- Associated Press - Tuesday, March 8, 2011

COMBAT OUTPOST KOWALL, Afghanistan (AP) — After two days of visiting some of the most hotly contested areas of Afghanistan, U.S. Defense Secretary Robert M. Gates said Tuesday he sees reasons to believe the war strategy is working.

“I do feel like the pieces are coming together,” he told reporters at this remote outpost west of the city of Kandahar, where a year ago the Taliban held sway.

The Pentagon chief said he is encouraged by signs of new, firmer connections between the efforts of international military forces, Afghan national police, the Afghan army and newly raised local police forces empowered by village and tribal elders.

After visiting U.S. troops in Sangin, in neighboring Helmand province, Mr. Gates flew here and walked into the village of Tabin.
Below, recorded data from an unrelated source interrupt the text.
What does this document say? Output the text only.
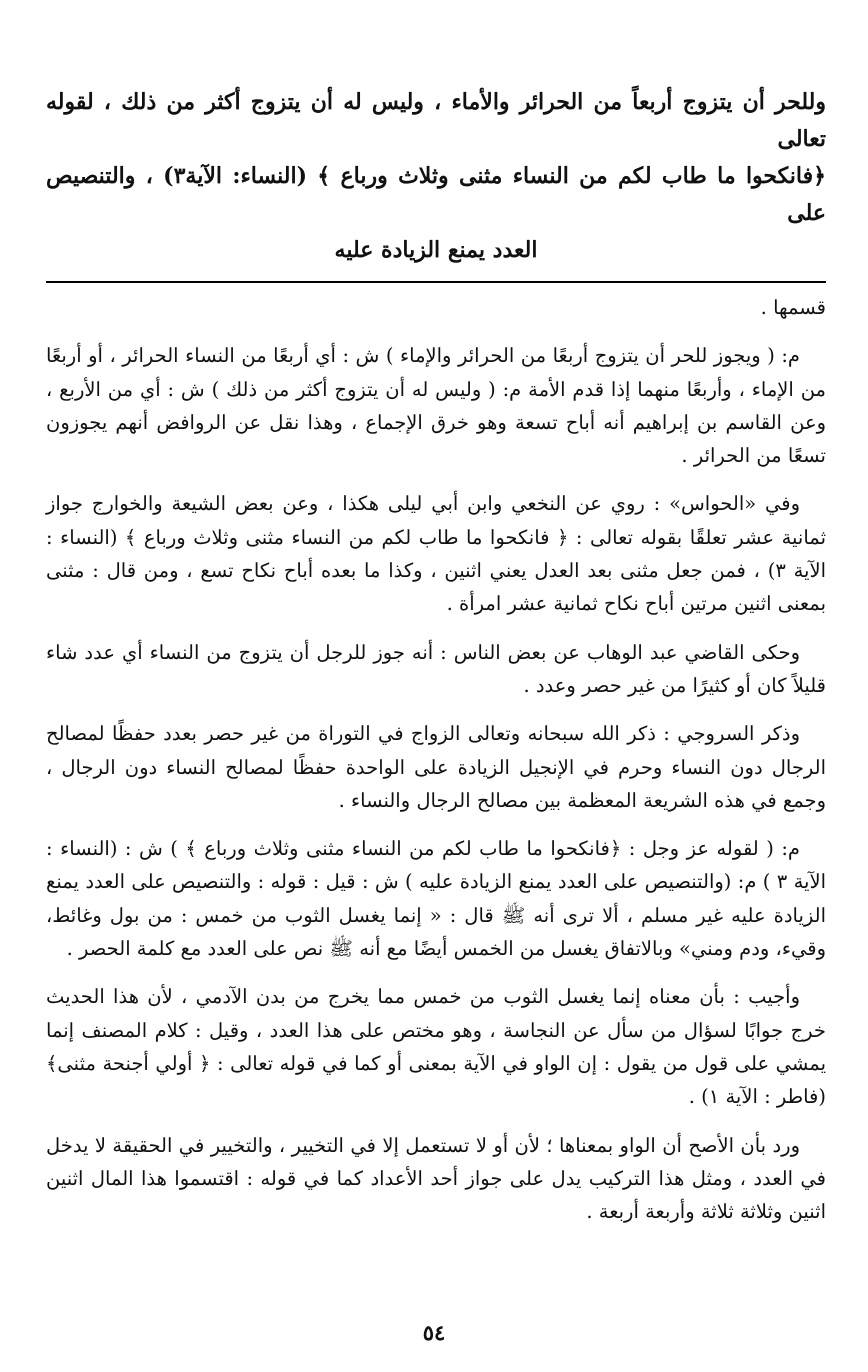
وللحر أن يتزوج أربعاً من الحرائر والأماء ، وليس له أن يتزوج أكثر من ذلك ، لقوله تعالى

﴿فانكحوا ما طاب لكم من النساء مثنى وثلاث ورباع ﴾ (النساء: الآية٣) ، والتنصيص على

العدد يمنع الزيادة عليه

قسمها .

م: ( ويجوز للحر أن يتزوج أربعًا من الحرائر والإماء ) ش : أي أربعًا من النساء الحرائر ، أو أربعًا من الإماء ، وأربعًا منهما إذا قدم الأمة م: ( وليس له أن يتزوج أكثر من ذلك ) ش : أي من الأربع ، وعن القاسم بن إبراهيم أنه أباح تسعة وهو خرق الإجماع ، وهذا نقل عن الروافض أنهم يجوزون تسعًا من الحرائر .

وفي «الحواس» : روي عن النخعي وابن أبي ليلى هكذا ، وعن بعض الشيعة والخوارج جواز ثمانية عشر تعلقًا بقوله تعالى : ﴿ فانكحوا ما طاب لكم من النساء مثنى وثلاث ورباع ﴾ (النساء : الآية ٣) ، فمن جعل مثنى بعد العدل يعني اثنين ، وكذا ما بعده أباح نكاح تسع ، ومن قال : مثنى بمعنى اثنين مرتين أباح نكاح ثمانية عشر امرأة .

وحكى القاضي عبد الوهاب عن بعض الناس : أنه جوز للرجل أن يتزوج من النساء أي عدد شاء قليلاً كان أو كثيرًا من غير حصر وعدد .

وذكر السروجي : ذكر الله سبحانه وتعالى الزواج في التوراة من غير حصر بعدد حفظًا لمصالح الرجال دون النساء وحرم في الإنجيل الزيادة على الواحدة حفظًا لمصالح النساء دون الرجال ، وجمع في هذه الشريعة المعظمة بين مصالح الرجال والنساء .

م: ( لقوله عز وجل : ﴿فانكحوا ما طاب لكم من النساء مثنى وثلاث ورباع ﴾ ) ش : (النساء : الآية ٣ ) م: (والتنصيص على العدد يمنع الزيادة عليه ) ش : قيل : قوله : والتنصيص على العدد يمنع الزيادة عليه غير مسلم ، ألا ترى أنه ﷺ قال : « إنما يغسل الثوب من خمس : من بول وغائط، وقيء، ودم ومني» وبالاتفاق يغسل من الخمس أيضًا مع أنه ﷺ نص على العدد مع كلمة الحصر .

وأجيب : بأن معناه إنما يغسل الثوب من خمس مما يخرج من بدن الآدمي ، لأن هذا الحديث خرج جوابًا لسؤال من سأل عن النجاسة ، وهو مختص على هذا العدد ، وقيل : كلام المصنف إنما يمشي على قول من يقول : إن الواو في الآية بمعنى أو كما في قوله تعالى : ﴿ أولي أجنحة مثنى﴾ (فاطر : الآية ١) .

ورد بأن الأصح أن الواو بمعناها ؛ لأن أو لا تستعمل إلا في التخيير ، والتخيير في الحقيقة لا يدخل في العدد ، ومثل هذا التركيب يدل على جواز أحد الأعداد كما في قوله : اقتسموا هذا المال اثنين اثنين وثلاثة ثلاثة وأربعة أربعة .

٥٤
Village elders told him through an interpreter that U.S. and Afghan forces have improved security in recent months. They also expressed hope that a new local police initiative, in which recruits are trained by U.S. troops as a kind of auxiliary police force to protect their own community against the Taliban, will spread to other parts of the Arghandab district.

Mr. Gates told reporters he gained better insight by visiting troops, commanders and Afghan officials. “The closer you get to the fight, the better it looks,” he said.
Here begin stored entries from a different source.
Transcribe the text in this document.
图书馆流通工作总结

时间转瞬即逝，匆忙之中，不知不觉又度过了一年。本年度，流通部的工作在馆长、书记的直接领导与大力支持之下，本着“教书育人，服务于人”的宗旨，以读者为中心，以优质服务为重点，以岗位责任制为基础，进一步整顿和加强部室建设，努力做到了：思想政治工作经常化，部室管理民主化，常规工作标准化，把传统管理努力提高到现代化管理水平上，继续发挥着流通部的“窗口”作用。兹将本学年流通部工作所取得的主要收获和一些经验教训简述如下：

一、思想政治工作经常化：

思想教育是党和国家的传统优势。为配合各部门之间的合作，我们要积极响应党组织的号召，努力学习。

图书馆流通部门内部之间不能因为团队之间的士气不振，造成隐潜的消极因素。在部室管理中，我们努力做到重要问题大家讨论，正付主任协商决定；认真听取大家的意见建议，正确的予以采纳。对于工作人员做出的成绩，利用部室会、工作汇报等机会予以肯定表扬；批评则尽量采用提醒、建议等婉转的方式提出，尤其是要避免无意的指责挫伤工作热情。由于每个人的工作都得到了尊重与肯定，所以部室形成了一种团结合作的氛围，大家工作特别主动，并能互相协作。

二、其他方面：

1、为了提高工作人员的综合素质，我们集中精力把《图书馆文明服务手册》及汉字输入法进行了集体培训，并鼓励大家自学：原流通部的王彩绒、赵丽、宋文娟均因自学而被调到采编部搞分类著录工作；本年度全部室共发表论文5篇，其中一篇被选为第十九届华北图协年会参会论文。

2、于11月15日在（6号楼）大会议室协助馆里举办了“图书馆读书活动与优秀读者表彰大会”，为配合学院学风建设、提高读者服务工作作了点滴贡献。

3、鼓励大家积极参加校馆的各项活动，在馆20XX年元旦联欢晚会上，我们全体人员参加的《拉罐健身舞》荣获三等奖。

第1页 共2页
The second-ranking U.S. commander in Afghanistan, Army Lt. Gen. David Rodriguez, said in an interview with a group of reporters Tuesday that one reason for optimism, looking ahead, is that the Taliban’s former key strongholds of Helmand and Kandahar provinces are no longer fully in their control.

“That’s no longer their home field,” Gen. Rodriguez said. “They don’t own that like they used to.” The key difference, he said, has been the impact of greatly increased numbers of U.S. and Afghan military forces operating in southern Afghanistan over the past year.

Mr. Gates was wrapping up a two-day visit to gauge war progress as the Obama administration moves toward crucial decisions on reducing U.S. troop levels.

He said Monday that the United States and its allies will be “well positioned” to begin withdrawing forces this July, although he gave no specifics. The withdrawal would continue through 2014, with Afghan forces gradually taking over the fight against the Taliban-led insurgency.

The Pentagon chief said Monday the United States is interested in keeping a military presence in Afghanistan beyond the planned end of combat, but he ruled out permanent military bases.

At a news conference Monday with Afghan President Hamid Karzai, Mr. Gates said a team of U.S. officials would arrive here next week to begin negotiations over a new compact for U.S.-Afghan security relations after 2014.

This week’s visit is Mr. Gates‘ 13th trip to Afghanistan, and probably one of his last as defense secretary. He has said he will retire this year but has not given a date.

After Afghanistan, Mr. Gates planned to fly to the Stuttgart, Germany, headquarters of U.S. Africa Command, to attend a ceremony Wednesday marking the arrival of a new commander, Army Gen. Carter Ham.

Mr. Gates will attend a NATO defense ministers meeting in Brussels on Thursday and Friday.